An example about philosophies and how they can contradict each other can be seen in so many examples in our world. Let's take a look at the weird and pretentious world of mixology. I'm sure there are mixologists who believe there are certain tried and true techniques for making an old fashioned. They live and die by their philosophies. And there will be other mixologists who have read up on new techniques or created their own recipes that they now live by which can contradict the old beliefs.
Why does contradiction exist?
One reason why there can be contradictory strategies in the investment world is because economics and finance are soft sciences. They aren’t hard sciences with impenetrable assumptions and theories like relativity or gravity. (But even given the right amount of stimulants, all hard science theories can be debated).

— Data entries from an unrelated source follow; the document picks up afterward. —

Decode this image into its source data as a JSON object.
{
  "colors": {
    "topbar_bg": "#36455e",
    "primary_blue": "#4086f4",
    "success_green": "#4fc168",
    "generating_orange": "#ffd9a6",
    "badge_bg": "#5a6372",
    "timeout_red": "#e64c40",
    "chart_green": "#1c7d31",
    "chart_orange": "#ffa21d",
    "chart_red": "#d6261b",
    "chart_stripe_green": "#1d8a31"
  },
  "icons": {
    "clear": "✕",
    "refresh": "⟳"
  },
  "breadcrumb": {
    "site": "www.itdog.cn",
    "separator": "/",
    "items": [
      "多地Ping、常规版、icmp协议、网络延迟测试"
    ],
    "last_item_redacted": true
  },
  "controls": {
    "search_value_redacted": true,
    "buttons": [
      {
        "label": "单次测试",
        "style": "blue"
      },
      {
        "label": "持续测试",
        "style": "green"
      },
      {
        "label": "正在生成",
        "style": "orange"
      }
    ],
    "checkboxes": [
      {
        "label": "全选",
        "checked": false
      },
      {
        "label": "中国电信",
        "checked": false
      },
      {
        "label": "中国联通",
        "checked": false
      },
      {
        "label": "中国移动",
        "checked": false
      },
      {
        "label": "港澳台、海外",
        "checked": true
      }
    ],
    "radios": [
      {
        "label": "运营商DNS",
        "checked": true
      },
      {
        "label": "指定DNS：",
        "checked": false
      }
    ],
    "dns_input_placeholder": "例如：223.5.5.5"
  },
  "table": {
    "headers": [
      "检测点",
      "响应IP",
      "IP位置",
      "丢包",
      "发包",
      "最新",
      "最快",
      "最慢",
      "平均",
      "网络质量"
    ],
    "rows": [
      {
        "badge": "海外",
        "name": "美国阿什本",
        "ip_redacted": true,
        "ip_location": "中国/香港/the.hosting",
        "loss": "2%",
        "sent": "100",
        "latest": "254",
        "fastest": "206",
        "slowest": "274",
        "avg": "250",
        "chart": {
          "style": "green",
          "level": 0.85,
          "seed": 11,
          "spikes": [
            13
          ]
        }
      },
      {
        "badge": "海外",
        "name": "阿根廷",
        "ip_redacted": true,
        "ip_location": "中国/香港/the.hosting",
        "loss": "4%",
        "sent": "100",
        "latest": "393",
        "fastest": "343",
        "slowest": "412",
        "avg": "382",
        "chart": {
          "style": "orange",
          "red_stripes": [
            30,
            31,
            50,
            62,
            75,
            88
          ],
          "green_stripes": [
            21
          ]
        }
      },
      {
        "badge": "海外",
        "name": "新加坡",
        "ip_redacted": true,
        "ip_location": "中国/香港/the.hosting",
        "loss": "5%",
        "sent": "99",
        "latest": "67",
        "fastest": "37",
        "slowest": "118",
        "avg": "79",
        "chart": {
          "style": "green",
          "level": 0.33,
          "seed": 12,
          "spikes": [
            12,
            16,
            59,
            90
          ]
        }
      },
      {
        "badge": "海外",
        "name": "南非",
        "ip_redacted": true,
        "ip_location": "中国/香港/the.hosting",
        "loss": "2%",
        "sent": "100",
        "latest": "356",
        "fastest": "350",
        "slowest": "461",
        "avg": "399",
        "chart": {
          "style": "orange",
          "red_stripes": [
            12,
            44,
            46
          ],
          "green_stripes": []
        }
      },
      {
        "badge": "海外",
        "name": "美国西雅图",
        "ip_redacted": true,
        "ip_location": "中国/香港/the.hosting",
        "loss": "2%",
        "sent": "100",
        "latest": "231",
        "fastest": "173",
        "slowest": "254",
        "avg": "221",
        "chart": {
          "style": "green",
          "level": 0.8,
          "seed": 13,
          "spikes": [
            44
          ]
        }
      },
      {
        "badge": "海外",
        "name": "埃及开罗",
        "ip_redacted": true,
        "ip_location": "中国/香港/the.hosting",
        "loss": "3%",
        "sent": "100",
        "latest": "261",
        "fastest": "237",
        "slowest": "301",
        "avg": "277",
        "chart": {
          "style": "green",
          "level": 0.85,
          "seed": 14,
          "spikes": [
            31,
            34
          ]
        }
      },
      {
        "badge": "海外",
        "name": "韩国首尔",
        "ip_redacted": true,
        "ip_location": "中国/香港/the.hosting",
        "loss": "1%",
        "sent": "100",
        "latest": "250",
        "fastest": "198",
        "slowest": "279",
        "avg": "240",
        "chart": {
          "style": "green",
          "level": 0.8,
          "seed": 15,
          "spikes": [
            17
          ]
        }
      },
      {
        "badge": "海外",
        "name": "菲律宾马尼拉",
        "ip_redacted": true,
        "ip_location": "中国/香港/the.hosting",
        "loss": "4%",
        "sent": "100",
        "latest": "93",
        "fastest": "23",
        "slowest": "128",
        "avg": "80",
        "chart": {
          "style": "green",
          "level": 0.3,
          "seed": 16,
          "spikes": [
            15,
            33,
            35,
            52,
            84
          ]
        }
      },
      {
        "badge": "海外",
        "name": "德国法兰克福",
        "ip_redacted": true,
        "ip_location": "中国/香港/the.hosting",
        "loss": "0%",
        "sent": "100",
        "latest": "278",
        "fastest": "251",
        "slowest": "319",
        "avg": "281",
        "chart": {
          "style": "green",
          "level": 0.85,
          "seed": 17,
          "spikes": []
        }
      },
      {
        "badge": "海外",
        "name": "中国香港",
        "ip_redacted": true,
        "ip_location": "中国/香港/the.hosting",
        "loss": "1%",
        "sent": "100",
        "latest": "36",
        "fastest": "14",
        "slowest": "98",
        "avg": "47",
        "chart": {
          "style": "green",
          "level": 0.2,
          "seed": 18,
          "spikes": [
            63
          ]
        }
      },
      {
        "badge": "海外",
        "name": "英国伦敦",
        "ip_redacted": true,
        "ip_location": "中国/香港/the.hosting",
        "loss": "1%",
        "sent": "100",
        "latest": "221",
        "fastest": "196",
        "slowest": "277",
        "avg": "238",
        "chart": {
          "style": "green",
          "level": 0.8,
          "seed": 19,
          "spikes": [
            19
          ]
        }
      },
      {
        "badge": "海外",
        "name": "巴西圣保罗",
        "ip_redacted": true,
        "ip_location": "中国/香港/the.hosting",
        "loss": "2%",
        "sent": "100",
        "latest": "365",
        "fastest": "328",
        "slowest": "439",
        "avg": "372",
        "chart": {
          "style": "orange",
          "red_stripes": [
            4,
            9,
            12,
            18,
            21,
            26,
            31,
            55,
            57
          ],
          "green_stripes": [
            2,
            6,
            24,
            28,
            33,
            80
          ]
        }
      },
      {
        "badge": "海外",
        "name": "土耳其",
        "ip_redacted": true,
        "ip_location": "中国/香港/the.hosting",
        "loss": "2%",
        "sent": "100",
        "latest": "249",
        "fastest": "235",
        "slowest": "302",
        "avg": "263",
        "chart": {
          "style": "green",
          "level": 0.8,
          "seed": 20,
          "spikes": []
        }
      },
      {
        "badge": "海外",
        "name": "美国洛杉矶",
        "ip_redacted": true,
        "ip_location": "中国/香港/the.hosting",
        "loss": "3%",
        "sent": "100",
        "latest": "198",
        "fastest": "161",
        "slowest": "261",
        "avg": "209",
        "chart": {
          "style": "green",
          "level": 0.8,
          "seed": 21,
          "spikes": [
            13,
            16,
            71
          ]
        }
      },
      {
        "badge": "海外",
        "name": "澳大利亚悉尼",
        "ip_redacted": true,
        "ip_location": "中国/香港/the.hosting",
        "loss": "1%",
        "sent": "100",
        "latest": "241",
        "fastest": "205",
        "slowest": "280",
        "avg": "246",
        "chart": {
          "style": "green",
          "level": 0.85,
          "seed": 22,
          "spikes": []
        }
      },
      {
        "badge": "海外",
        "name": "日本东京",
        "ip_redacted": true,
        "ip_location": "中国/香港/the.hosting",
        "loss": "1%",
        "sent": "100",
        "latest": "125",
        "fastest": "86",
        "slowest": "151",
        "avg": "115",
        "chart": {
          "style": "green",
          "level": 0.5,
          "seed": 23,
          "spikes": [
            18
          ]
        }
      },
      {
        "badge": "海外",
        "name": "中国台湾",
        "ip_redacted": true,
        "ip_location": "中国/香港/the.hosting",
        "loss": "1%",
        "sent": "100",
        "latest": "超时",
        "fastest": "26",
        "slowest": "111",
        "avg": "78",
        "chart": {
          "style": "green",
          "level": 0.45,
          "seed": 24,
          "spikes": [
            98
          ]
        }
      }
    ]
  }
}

Another reason contradiction exists is because of the human factor. Super fancy and smart people with letters behind their names, like academics, analysts, fund managers and economists, very often have opinions on why the markets do what they do and why humans react how they react. Their opinions seem to have a lot of weight because they often become theories, but theories are ultimately based on opinions.
IRL (In real life)
Here are two examples of contradictions that can happen:
Polly believes robots will one day inherit the earth and that technology will reign over all of us humans. Based on that, she believes it’s smart to invest in high tech and robotics companies that she thinks will have very high growth as our world and economy changes. Polly doesn’t sweat the fact that a lot of these companies aren't currently profitable. She thinks they’ll grow a shit ton (technical term) in the future because of how our world will change. The industry jargon calls this type of investing, growth investing. Polly sees the growth potential in investing in new robotics and tech companies.
Quagmire doesn’t bet on things that don’t have a proven track record. He looks to stocks and bonds that have performed well in the past to make his decisions about what he’ll invest in. He invests in seemingly reliable companies who have done well in the past. These companies pay a regular dividend (we'll discuss this more in later posts). The industry jargon for this type of strategy is value investing.
The big question is who is right, Polly or Quagmire? Who is the better, smarter investor?
Welp, neither of them are. They’re both using different investment strategies and both of them can have investments that perform well or not well. Even though these theories seem to be contradictory, both strategies have their merits and drawbacks.
Feed your dome
Now that you know what an investment philosophy is, you should strive to gobble up information about the different theories so you can analyze and understand them. Ultimately, you can form your own opinions on them. Once you do that, you’re starting to uncover what type of investor you are and what your investing worldview is.
Remember, there isn’t a totally right way or a totally wrong way to invest. You can make an argument defending why you think your investment will help you achieve your goals.